Definition: Jaccard similarity measures the proportion of shared words between two texts, ignoring word order. It is calculated as:

J(A, B) = |A ∩ B| / |A ∪ B|

where:

  • A and B are the sets of unique words in each text.

  • |A ∩ B| is the number of words common to both texts.

  • |A ∪ B| is the total number of unique words across both texts.

Interpretation:

  • Values range from 0 (no words in common) to 1 (identical texts).

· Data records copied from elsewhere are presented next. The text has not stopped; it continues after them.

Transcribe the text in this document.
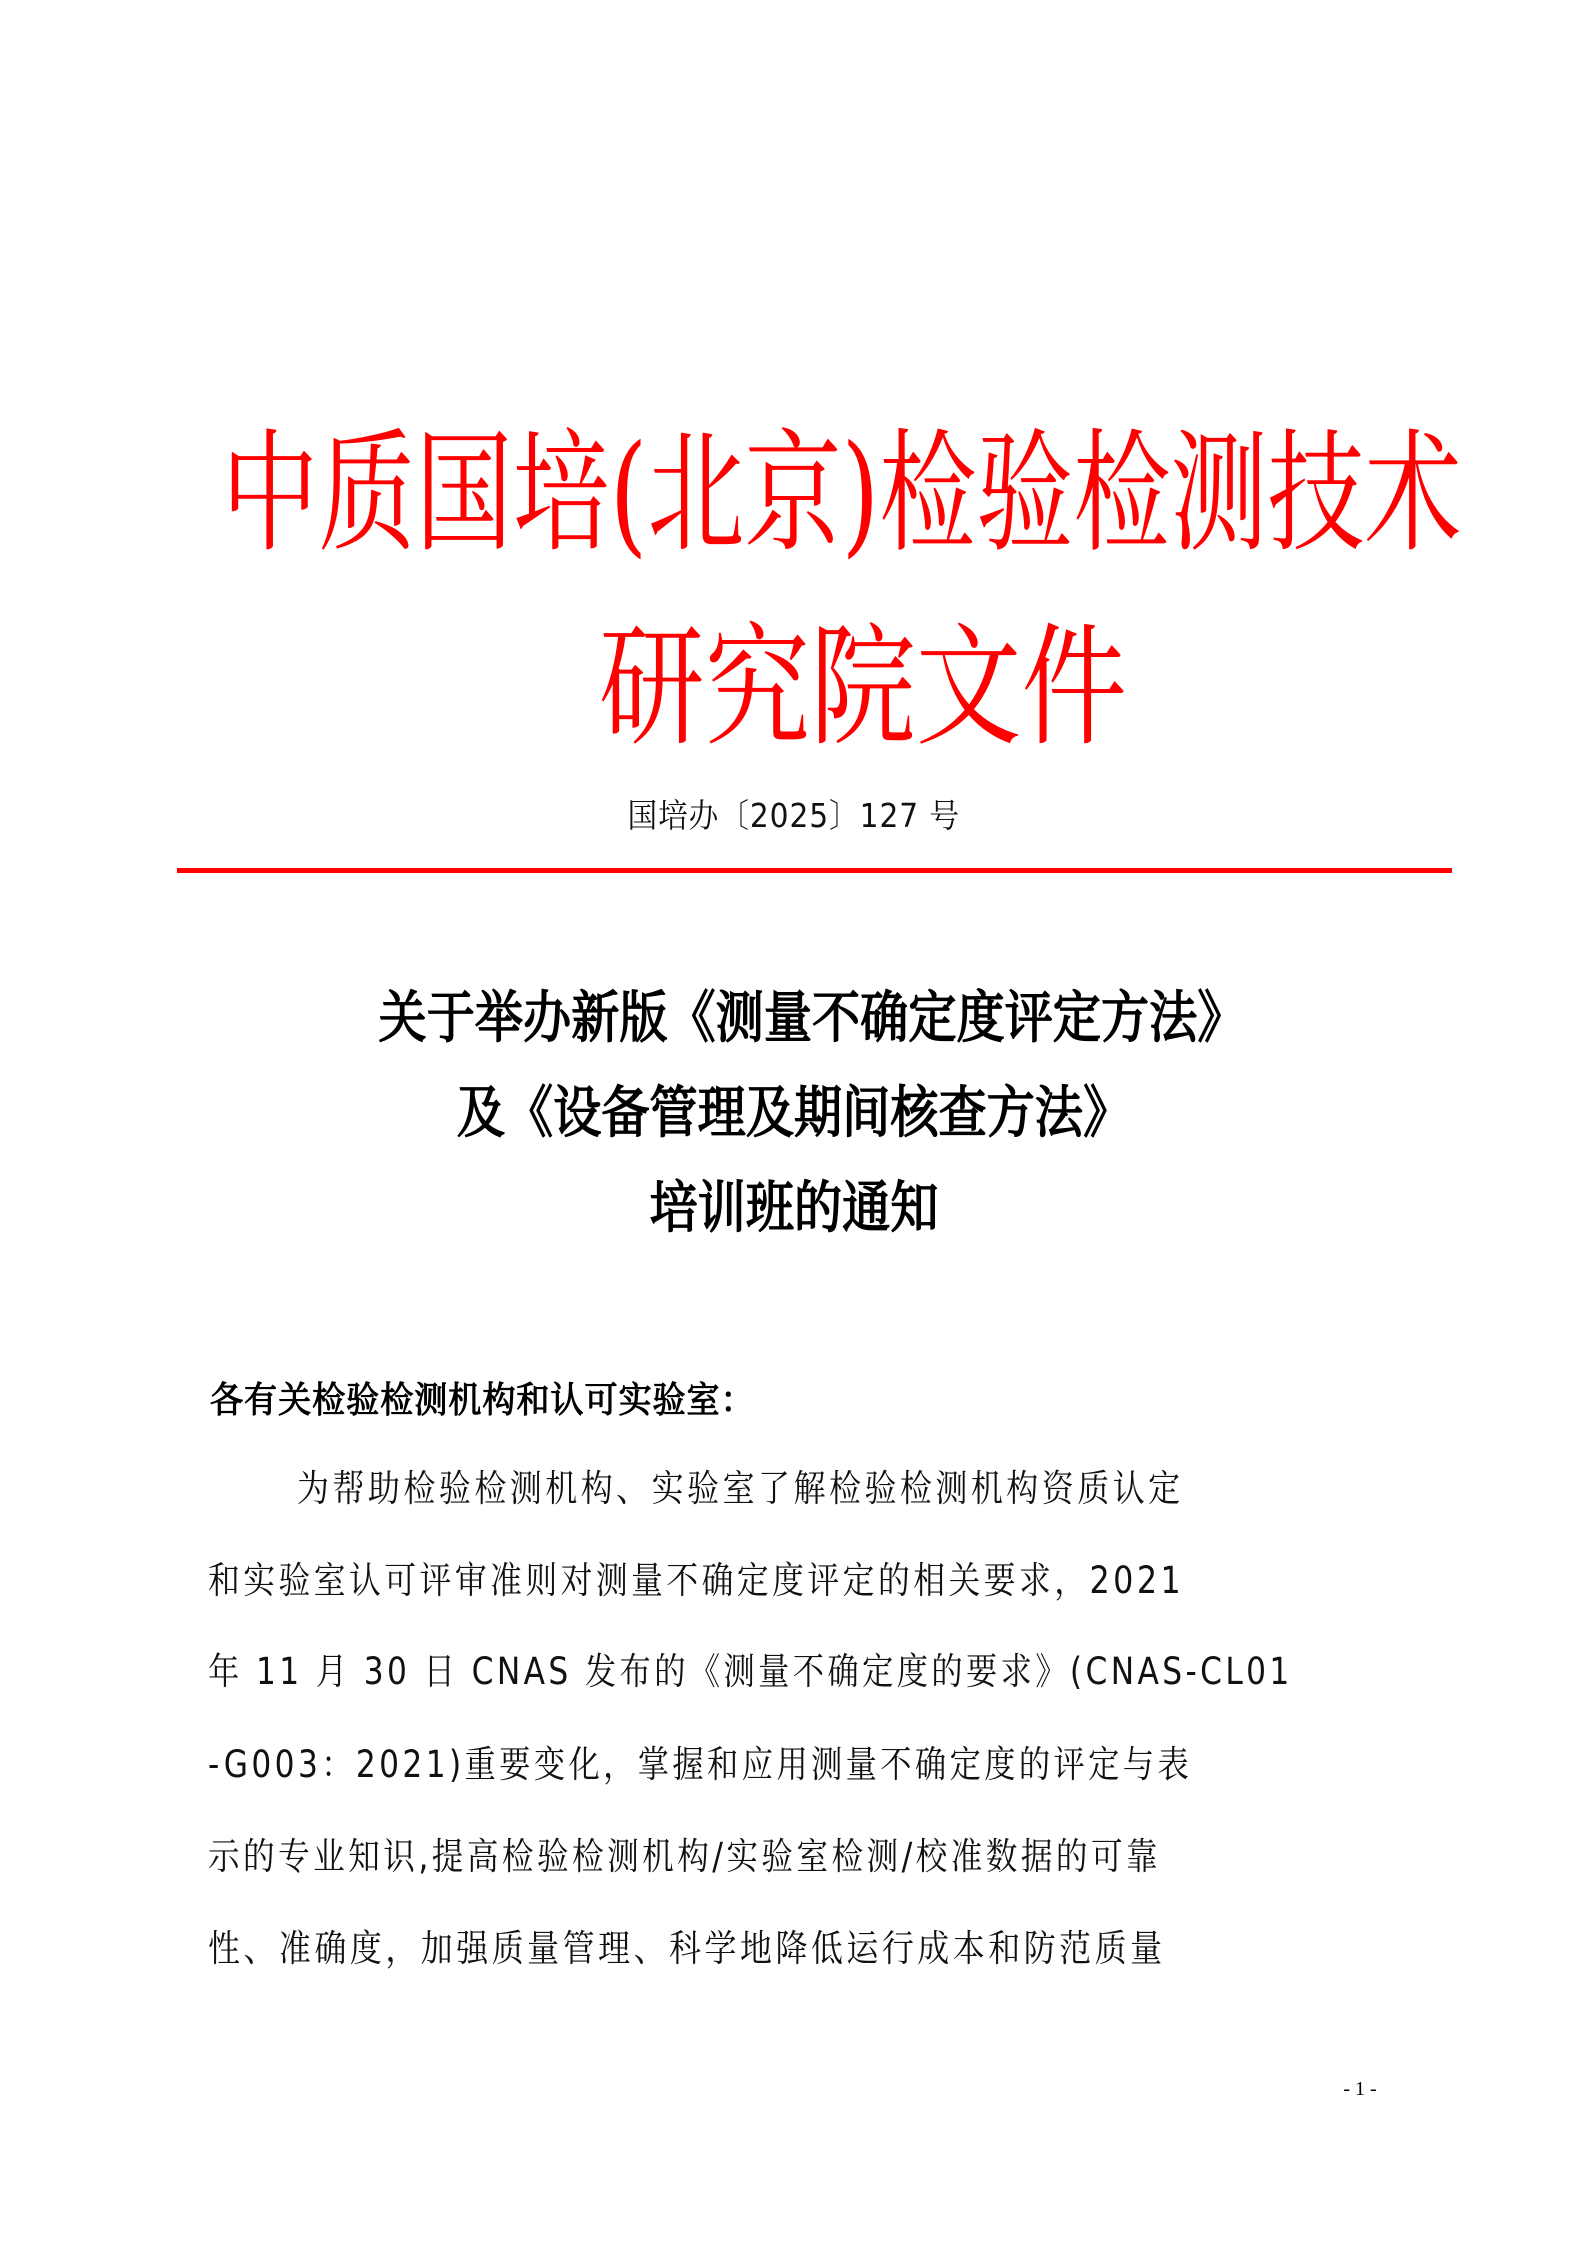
中质国培(北京)检验检测技术
研究院文件
国培办〔2025〕127 号
关于举办新版《测量不确定度评定方法》
及《设备管理及期间核查方法》
培训班的通知
各有关检验检测机构和认可实验室：
为帮助检验检测机构、实验室了解检验检测机构资质认定
和实验室认可评审准则对测量不确定度评定的相关要求，2021
年 11 月 30 日 CNAS 发布的《测量不确定度的要求》(CNAS-CL01
-G003：2021)重要变化，掌握和应用测量不确定度的评定与表
示的专业知识,提高检验检测机构/实验室检测/校准数据的可靠
性、准确度，加强质量管理、科学地降低运行成本和防范质量
- 1 -
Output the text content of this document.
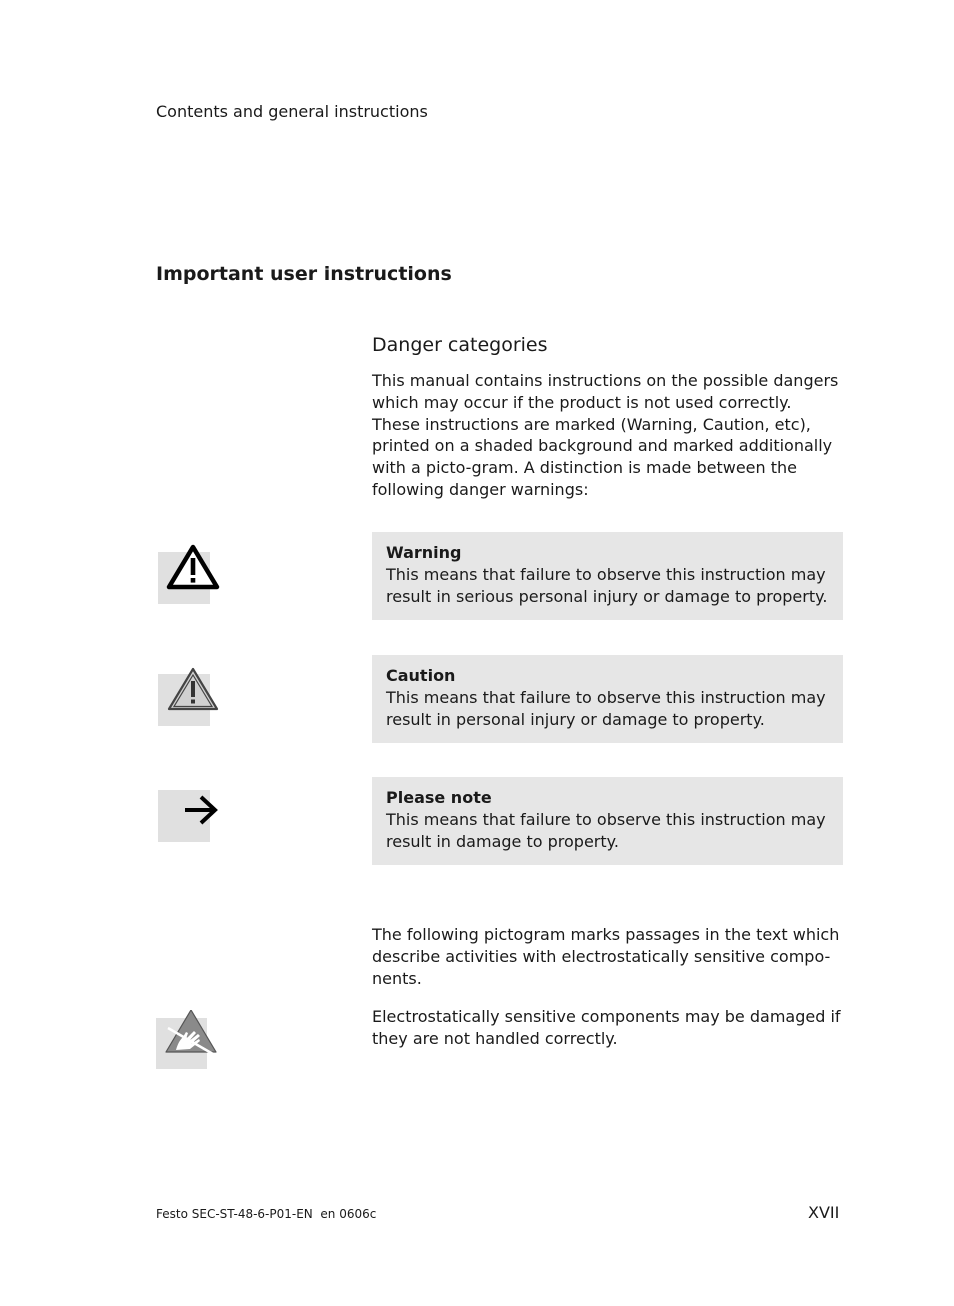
Contents and general instructions
Important user instructions
Danger categories
This manual contains instructions on the possible dangers which may occur if the product is not used correctly. These instructions are marked (Warning, Caution, etc), printed on a shaded background and marked additionally with a picto-gram. A distinction is made between the following danger warnings:
Warning
This means that failure to observe this instruction may result in serious personal injury or damage to property.
Caution
This means that failure to observe this instruction may result in personal injury or damage to property.
Please note
This means that failure to observe this instruction may result in damage to property.
The following pictogram marks passages in the text which describe activities with electrostatically sensitive compo-nents.
Electrostatically sensitive components may be damaged if they are not handled correctly.
Festo SEC-ST-48-6-P01-EN  en 0606c	XVII
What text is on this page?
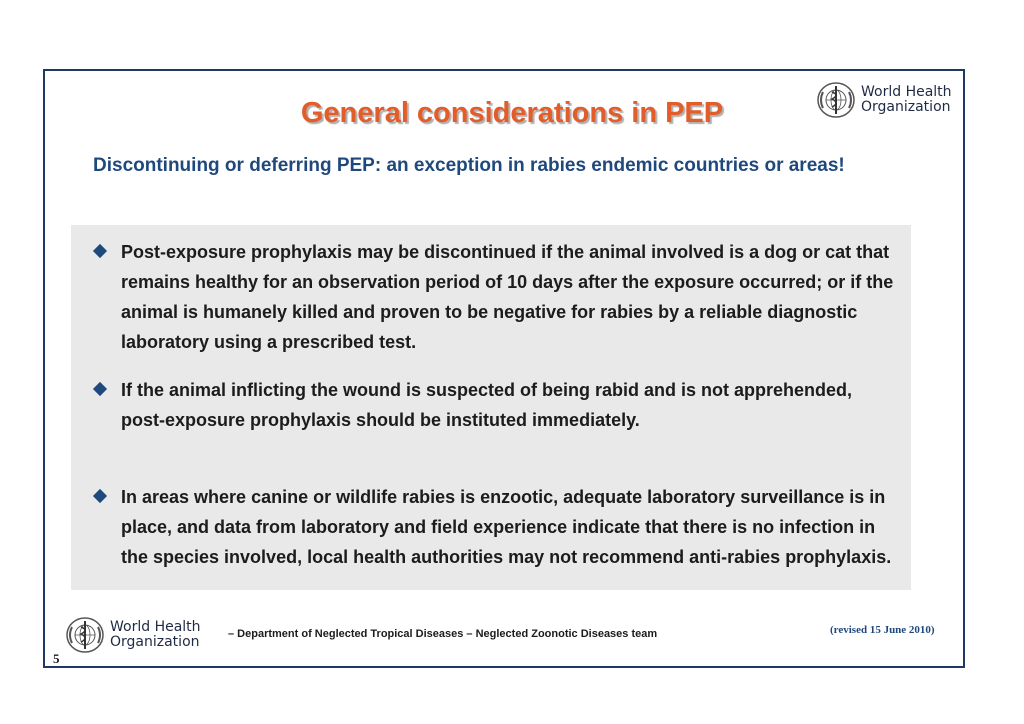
World Health
Organization
General considerations in PEP
Discontinuing or deferring PEP: an exception in rabies endemic countries or areas!
Post-exposure prophylaxis may be discontinued if the animal involved is a dog or cat that remains healthy for an observation period of 10 days after the exposure occurred; or if the animal is humanely killed and proven to be negative for rabies by a reliable diagnostic laboratory using a prescribed test.
If the animal inflicting the wound is suspected of being rabid and is not apprehended, post-exposure prophylaxis should be instituted immediately.
In areas where canine or wildlife rabies is enzootic, adequate laboratory surveillance is in place, and data from laboratory and field experience indicate that there is no infection in the species involved, local health authorities may not recommend anti-rabies prophylaxis.
World Health
Organization	– Department of Neglected Tropical Diseases – Neglected Zoonotic Diseases team	(revised 15 June 2010)
5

  • Higher values indicate more word overlap, but this measure does not account for word frequency or order.

2. Cosine Similarity

Definition: Cosine similarity is a vector-based approach that measures how similar two texts are based on word frequency. The texts are represented as word frequency vectors, and similarity is computed as the cosine of the angle between these vectors:

cos(θ) = (A . B) / ||A|| ||B||

where:

  • A and B are word frequency vectors.

  • . is the dot product.

  • ||A|| and ||B|| are the vector magnitudes (lengths).

Interpretation:

  • Ranges from 0 (completely different) to 1 (identical).

  • Takes word frequency into account, so if a word appears multiple times in both texts, the similarity score is higher.

  • Ignores word order.

3. Levenshtein Distance (Edit Distance)

Definition: Levenshtein distance (edit distance) measures the number of single-character edits (insertions, deletions, substitutions) required to transform one text into another.

Interpretation:

  • A lower value means the texts are more similar.

  • A score of 0 means the texts are identical.

  • Unlike Jaccard or Cosine similarity, this method is sensitive to word order and spelling differences.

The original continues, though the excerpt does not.